Shapiro is proud of the role she and her neighbors played in establishing Blair Hills Assn., a vocal neighborhood group that pushed for the community park, a school and, more recently, helped to preserve almost 60 acres that has become the state park, scheduled to open to the public at the end of the year. Developers had fought for almost a decade to put about 200 upscale homes on the site. The Baldwin Hills Conservancy eventually purchased the property.
The Blair Hills neighborhood is roughly bounded by La Cienega Boulevard on the east, oil wells on the south, Baldwin Hills Scenic State Park on the west and Jefferson Boulevard and Rodeo Road to the north.
Paul Pitti, a Culver City native, said his parents were among the first 500 people to own property in the community. His mother worked as a personal maid for Pauline Frederick, a silent film star, and Pitti's father, Ben, was her chauffeur and bodyguard. Pitti said he is named after Frederick.
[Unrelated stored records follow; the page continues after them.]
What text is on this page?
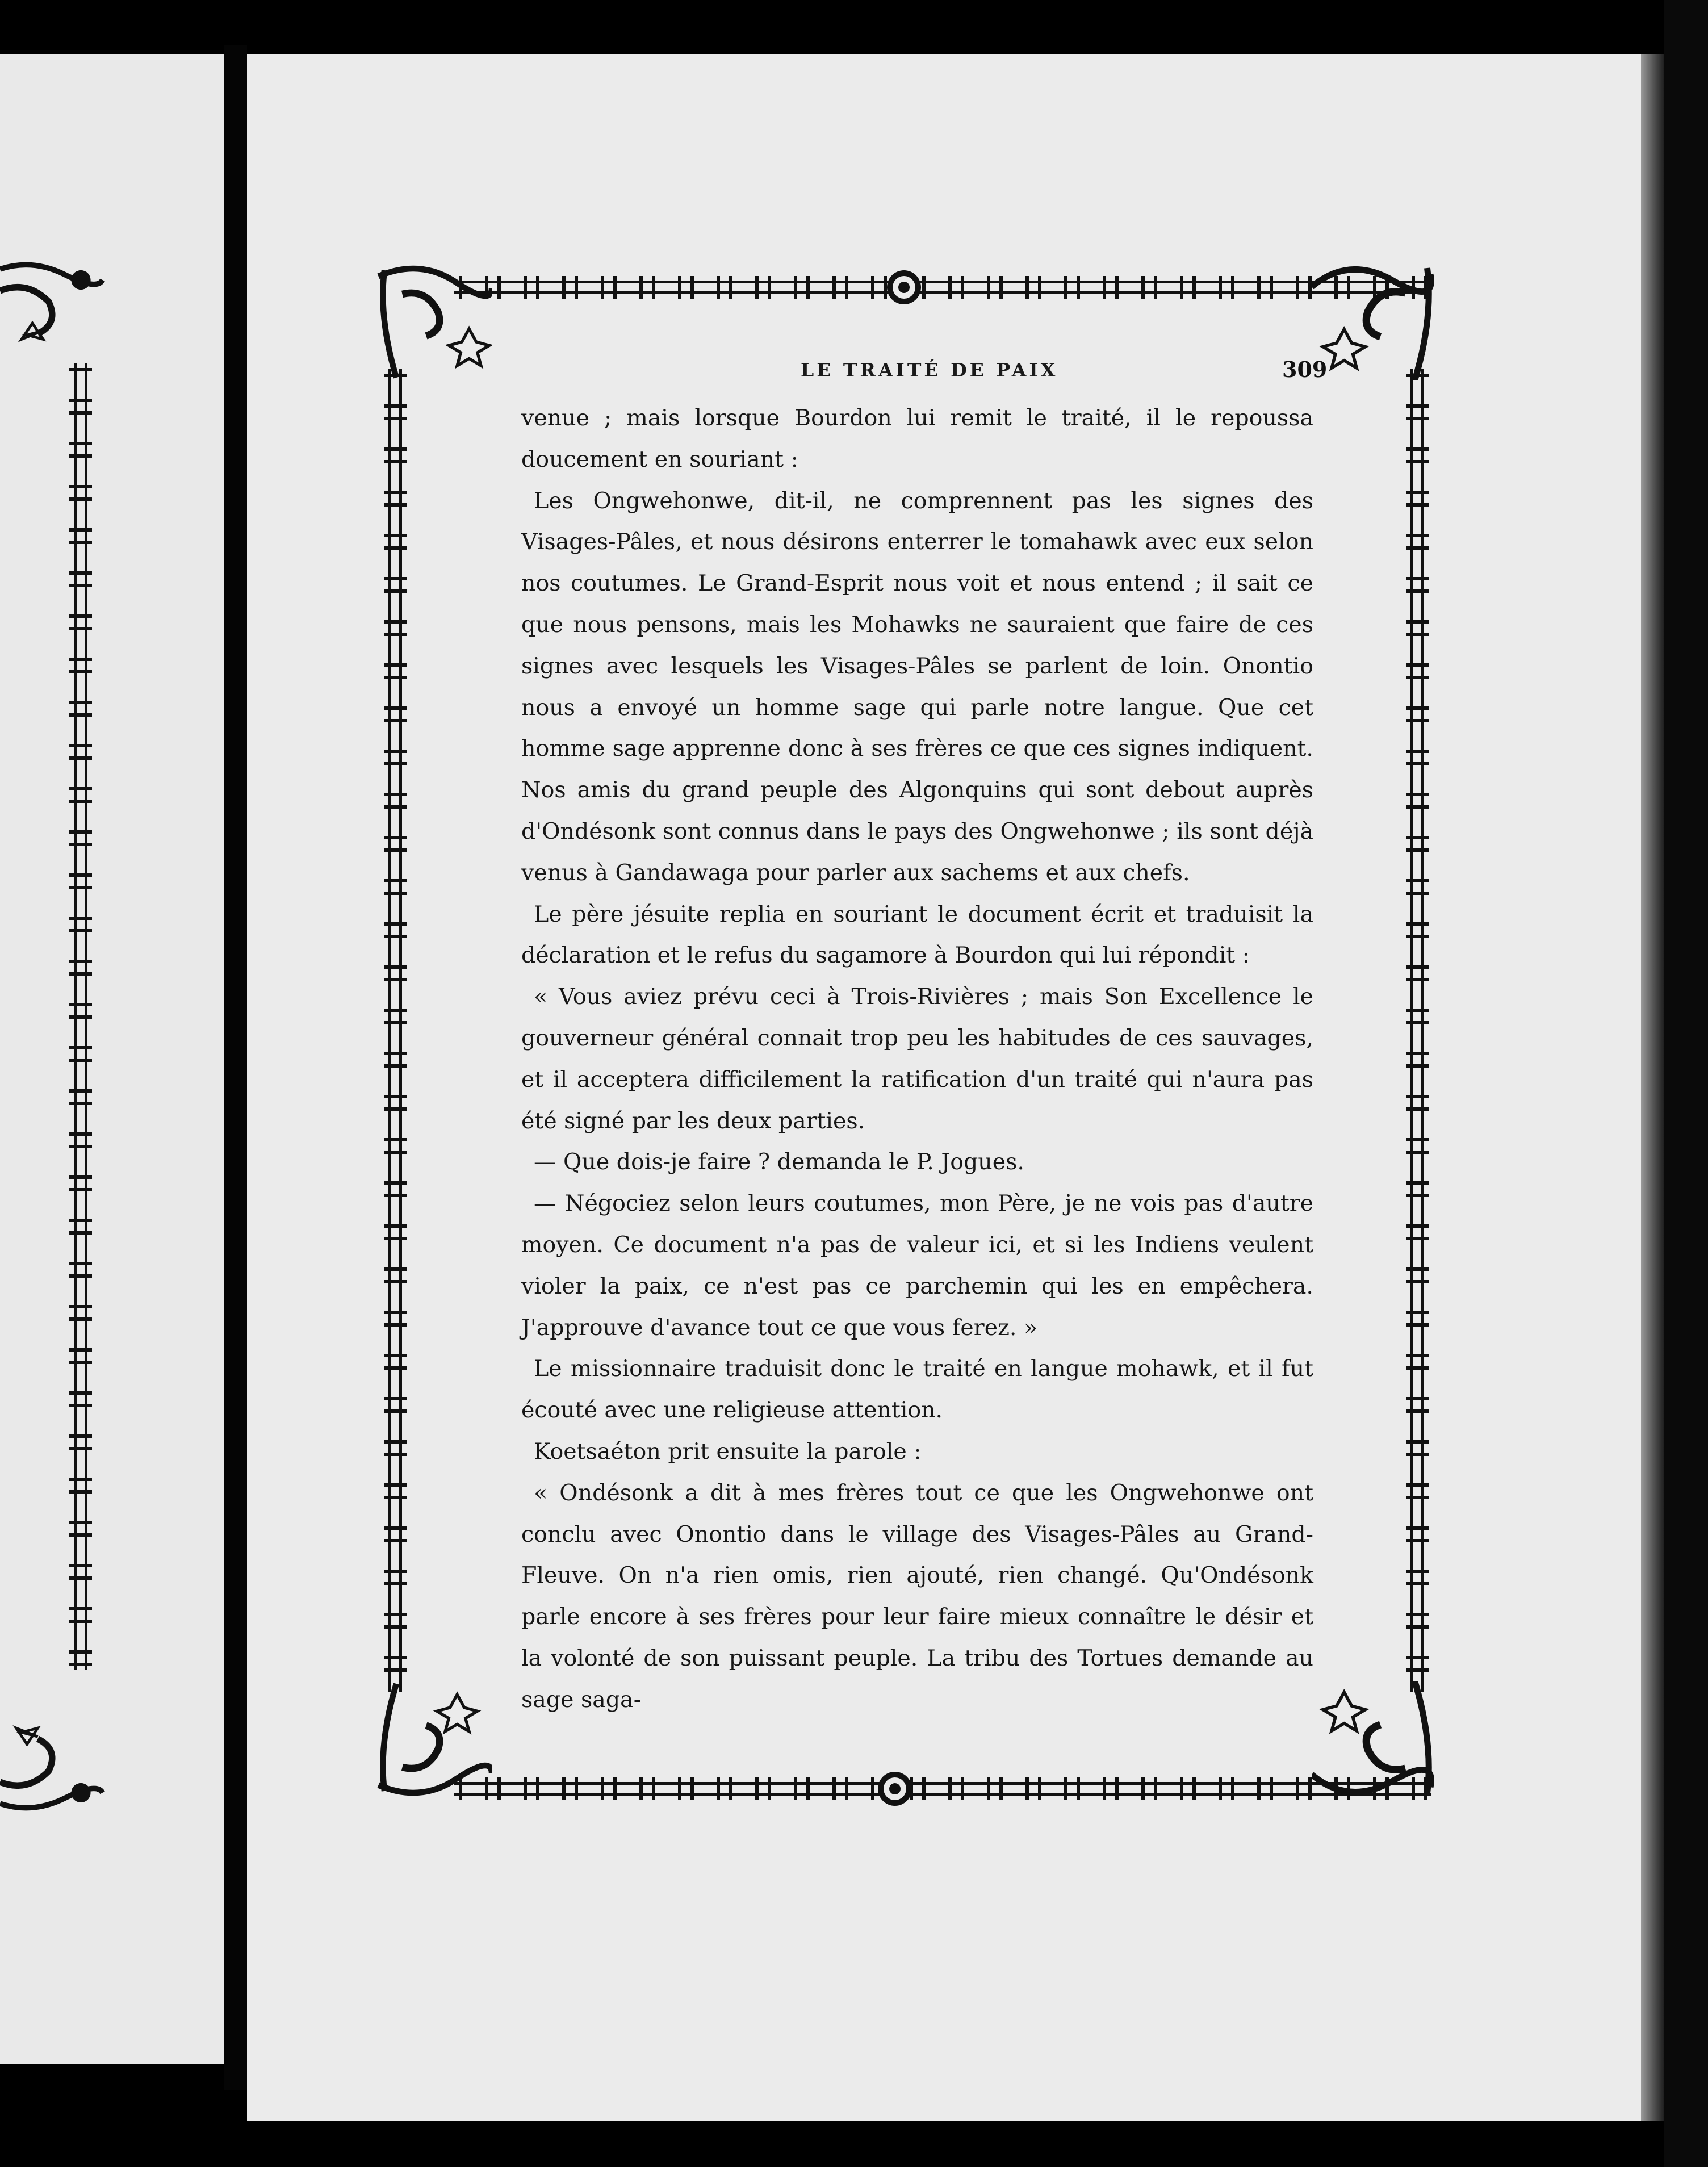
LE TRAITÉ DE PAIX	309

venue ; mais lorsque Bourdon lui remit le traité, il le repoussa doucement en souriant :

Les Ongwehonwe, dit-il, ne comprennent pas les signes des Visages-Pâles, et nous désirons enterrer le tomahawk avec eux selon nos coutumes. Le Grand-Esprit nous voit et nous entend ; il sait ce que nous pensons, mais les Mohawks ne sauraient que faire de ces signes avec lesquels les Visages-Pâles se parlent de loin. Onontio nous a envoyé un homme sage qui parle notre langue. Que cet homme sage apprenne donc à ses frères ce que ces signes indiquent. Nos amis du grand peuple des Algonquins qui sont debout auprès d'Ondésonk sont connus dans le pays des Ongwehonwe ; ils sont déjà venus à Gandawaga pour parler aux sachems et aux chefs.

Le père jésuite replia en souriant le document écrit et traduisit la déclaration et le refus du sagamore à Bourdon qui lui répondit :

« Vous aviez prévu ceci à Trois-Rivières ; mais Son Excellence le gouverneur général connait trop peu les habitudes de ces sauvages, et il acceptera difficilement la ratification d'un traité qui n'aura pas été signé par les deux parties.

— Que dois-je faire ? demanda le P. Jogues.

— Négociez selon leurs coutumes, mon Père, je ne vois pas d'autre moyen. Ce document n'a pas de valeur ici, et si les Indiens veulent violer la paix, ce n'est pas ce parchemin qui les en empêchera. J'approuve d'avance tout ce que vous ferez. »

Le missionnaire traduisit donc le traité en langue mohawk, et il fut écouté avec une religieuse attention.

Koetsaéton prit ensuite la parole :

« Ondésonk a dit à mes frères tout ce que les Ongwehonwe ont conclu avec Onontio dans le village des Visages-Pâles au Grand-Fleuve. On n'a rien omis, rien ajouté, rien changé. Qu'Ondésonk parle encore à ses frères pour leur faire mieux connaître le désir et la volonté de son puissant peuple. La tribu des Tortues demande au sage saga-
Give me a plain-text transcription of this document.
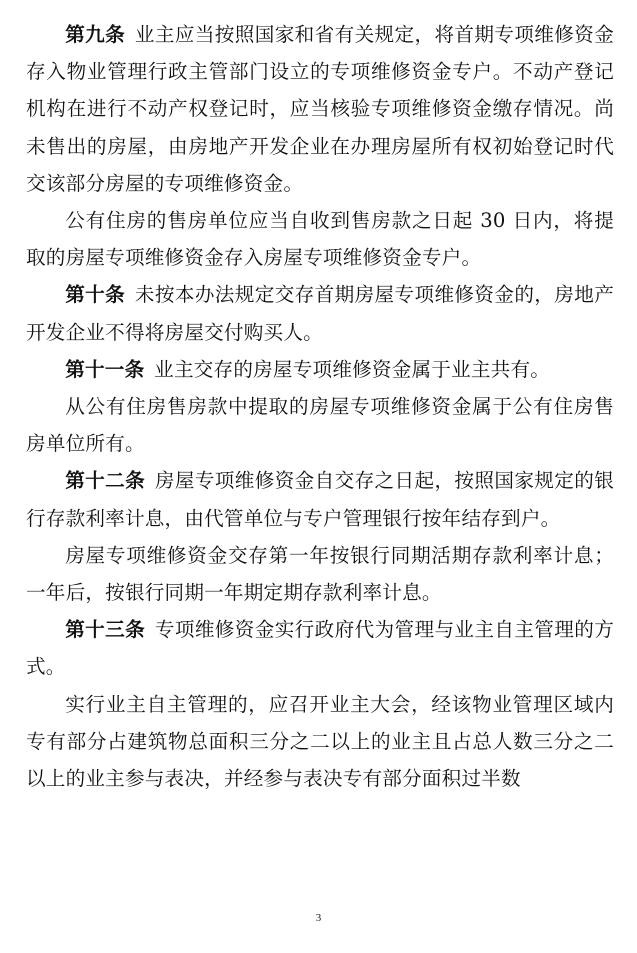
第九条 业主应当按照国家和省有关规定，将首期专项维修资金存入物业管理行政主管部门设立的专项维修资金专户。不动产登记机构在进行不动产权登记时，应当核验专项维修资金缴存情况。尚未售出的房屋，由房地产开发企业在办理房屋所有权初始登记时代交该部分房屋的专项维修资金。

公有住房的售房单位应当自收到售房款之日起 30 日内，将提取的房屋专项维修资金存入房屋专项维修资金专户。

第十条 未按本办法规定交存首期房屋专项维修资金的，房地产开发企业不得将房屋交付购买人。

第十一条 业主交存的房屋专项维修资金属于业主共有。

从公有住房售房款中提取的房屋专项维修资金属于公有住房售房单位所有。

第十二条 房屋专项维修资金自交存之日起，按照国家规定的银行存款利率计息，由代管单位与专户管理银行按年结存到户。

房屋专项维修资金交存第一年按银行同期活期存款利率计息；一年后，按银行同期一年期定期存款利率计息。

第十三条 专项维修资金实行政府代为管理与业主自主管理的方式。

实行业主自主管理的，应召开业主大会，经该物业管理区域内专有部分占建筑物总面积三分之二以上的业主且占总人数三分之二以上的业主参与表决，并经参与表决专有部分面积过半数

3
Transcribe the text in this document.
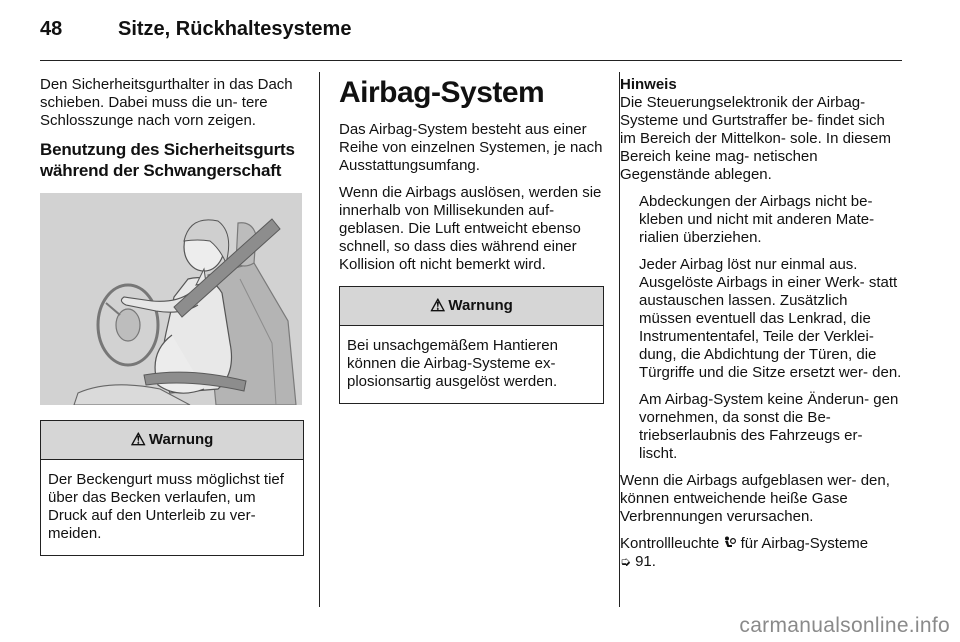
48	Sitze, Rückhaltesysteme

Den Sicherheitsgurthalter in das Dach schieben. Dabei muss die un- tere Schlosszunge nach vorn zeigen.

Benutzung des Sicherheitsgurts während der Schwangerschaft
⚠ Warnung
Der Beckengurt muss möglichst tief über das Becken verlaufen, um Druck auf den Unterleib zu ver- meiden.
Airbag-System

Das Airbag-System besteht aus einer Reihe von einzelnen Systemen, je nach Ausstattungsumfang.

Wenn die Airbags auslösen, werden sie innerhalb von Millisekunden auf- geblasen. Die Luft entweicht ebenso schnell, so dass dies während einer Kollision oft nicht bemerkt wird.

⚠ Warnung
Bei unsachgemäßem Hantieren können die Airbag-Systeme ex- plosionsartig ausgelöst werden.
Hinweis

Die Steuerungselektronik der Airbag-Systeme und Gurtstraffer be- findet sich im Bereich der Mittelkon- sole. In diesem Bereich keine mag- netischen Gegenstände ablegen.

Abdeckungen der Airbags nicht be- kleben und nicht mit anderen Mate- rialien überziehen.

Jeder Airbag löst nur einmal aus. Ausgelöste Airbags in einer Werk- statt austauschen lassen. Zusätzlich müssen eventuell das Lenkrad, die Instrumententafel, Teile der Verklei- dung, die Abdichtung der Türen, die Türgriffe und die Sitze ersetzt wer- den.

Am Airbag-System keine Änderun- gen vornehmen, da sonst die Be- triebserlaubnis des Fahrzeugs er- lischt.

Wenn die Airbags aufgeblasen wer- den, können entweichende heiße Gase Verbrennungen verursachen.

Kontrollleuchte für Airbag-Systeme
➭ 91.

carmanualsonline.info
Now 84, Pitti said his father worked on westerns and knew Will Rogers from the vaudeville circuit.
In the late 1920s, Pitti's parents began assisting Rogers on his ranch near the Santa Monica Mountains. His father was a chauffeur for Rogers' wife, Betty, and also taught Rogers' two boys to rope and ride.
Pitti remembers the oil fields that preceded the homes and tree-lined residential steets that today define Blair Hills. Once, he recalls, a show horse belonging to his older brother became stuck in an oil slump southeast of what is now Blair Hills Park.
Oil remains a part of the lives of the residents here. Los Angeles County is working to establish guidelines to determine whether more drilling can or should be done.
Dannie Cavanaugh of Cavanaugh Realtors said people "tend to stay when they buy up there," in reference to the low number of home sales in Blair Hills. In the last 12 months, a three-bedroom, two-bathroom, single-story home on Lenawee Avenue sold for $735,000. The 1,784-square-foot home was built in 1957.
A Stoneview Drive home sold in December for $800,000. The four-bedroom, two-bathroom, 2,023-square-foot home was also built in 1957. Another home on Stoneview sold for $600,000 in July. The 1,865-square-foot home has three bedrooms and two bathrooms.
The Blair Hills neighborhood is served by the Culver City Unified School District, which has five elementary schools. El Marino Language School scored 903 out of a possible 1,000 on the 2008Academic Performance Index Growth Report. El Rincon Elementary scored 835; La Ballona Elementary, 797; Linwood E. Howe Elementary, 807, and Farragut Elementary, 842. Culver City Middle scored 800 and Culver City High School, 750.